China's Strategic GoalsEdit
|Non-Traditional Collectors||China uses individuals for whom science or business is their primary profession to target and acquire US technology.|
|Joint Ventures (JV)||China uses JVs to acquire technology and technical know-how.|
|Research partnerships||China actively seeks partnerships with government laboratories-such as the Department of Energy labs-to learn about and acquire specific technology, and the soft skills necessary to run such facilities.|
|Academic Collaborations||China uses collaborations and relationships with universities to acquire specific research and gain access to high-end research equipment. Its policies state it should exploit the openness of academia to fill China’s strategic gaps.|
|S&T Investments||China has sustained, long-term state investments in its S&T infrastructure.|
|M&A||China seeks to buy companies that have technology, facilities and people. These sometimes end up as Committee on Foreign Investment in the United States (CFIUS) cases.|
|Front Companies||China uses front companies to obscure the hand of the Chinese government and acquire export controlled technology.|
|Talent Recruitment Programs||China uses its talent recruitment programs to find foreign experts to return to China and work on key strategic programs.|
|Intelligence Services||The Ministry of State Security (MSS), and military intelligence offices are used in China’s technology acquisition efforts.|
|Legal and Regulatory Environment||China uses its laws and regulations to disadvantage foreign companies and advantage its own companies.|
The Intelligence Community and private sector security experts continue to identify ongoing Chinese cyber activity, although at lower volumes than existed before the bilateral September 2015 U.S.-China cyber commitments. Most Chinese cyber operations against U.S. private industry that have been detected are focused on cleared defense contractors or IT and communications firms whose products and services support government and private sector networks worldwide. Examples of identified ongoing Chinese cyber activity include the following:
- According to several cyber intelligence companies, in 2017 the China-associated cyber espionage group APT10 continued widespread operations to target engineering, telecommunications, and aerospace industries. APT10 targeted companies across the globe, including the United States, using its exploitation of managed IT service providers as a means to conduct such operations.

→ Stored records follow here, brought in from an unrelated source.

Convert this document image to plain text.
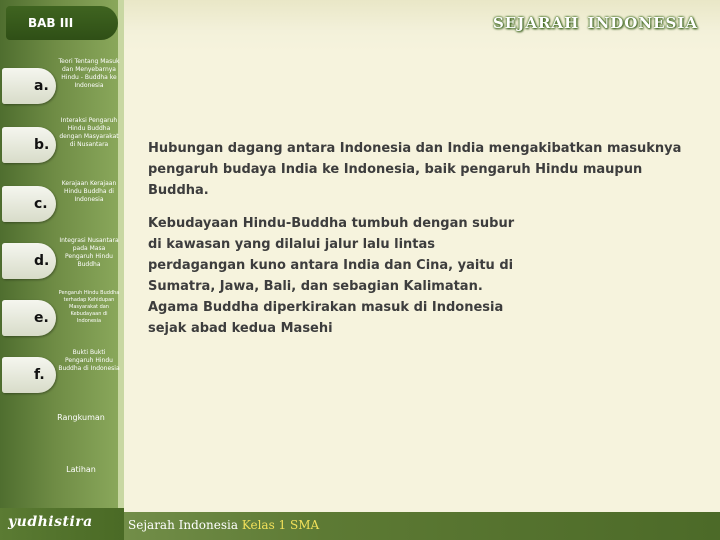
sejarah indonesia
BAB III
a.
Teori Tentang Masuk dan Menyebarnya Hindu - Buddha ke Indonesia
b.
Interaksi Pengaruh Hindu Buddha dengan Masyarakat di Nusantara
c.
Kerajaan Kerajaan Hindu Buddha di Indonesia
d.
Integrasi Nusantara pada Masa Pengaruh Hindu Buddha
e.
Pengaruh Hindu Buddha terhadap Kehidupan Masyarakat dan Kebudayaan di Indonesia
f.
Bukti Bukti Pengaruh Hindu Buddha di Indonesia
Rangkuman
Latihan

Hubungan dagang antara Indonesia dan India mengakibatkan masuknya pengaruh budaya India ke Indonesia, baik pengaruh Hindu maupun Buddha.

Kebudayaan Hindu-Buddha tumbuh dengan subur di kawasan yang dilalui jalur lalu lintas perdagangan kuno antara India dan Cina, yaitu di Sumatra, Jawa, Bali, dan sebagian Kalimatan. Agama Buddha diperkirakan masuk di Indonesia sejak abad kedua Masehi

yudhistira	Sejarah Indonesia Kelas 1 SMA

- Cybersecurity researchers have found links between Chinese cyber actors and a back door in the popular CCleaner application that allowed the actors to target U.S. companies, including Google, Microsoft, Intel, and VMware.
- In November 2017, PricewaterhouseCoopers (PWC) reported that the China-based APT, known as KeyBoy, was shifting its focus to target Western organizations. According to PWC, the targeting likely was for corporate espionage purposes. KeyBoy previously focused on Asian targets, according to commercial cybersecurity reporting.
- According to FireEye, in 2017 TEMP.Periscope continued targeting the maritime industry as well as engineering-focused entities including research institutes, academic organizations, and private firms in the United States. FireEye has detected sharp increases in targeting in early 2018 as well.
We believe that China will continue to be a threat to U.S. proprietary technology and intellectual property through cyber-enabled means or other methods. If this threat is not addressed, it could erode America’s long-term competitive economic advantage.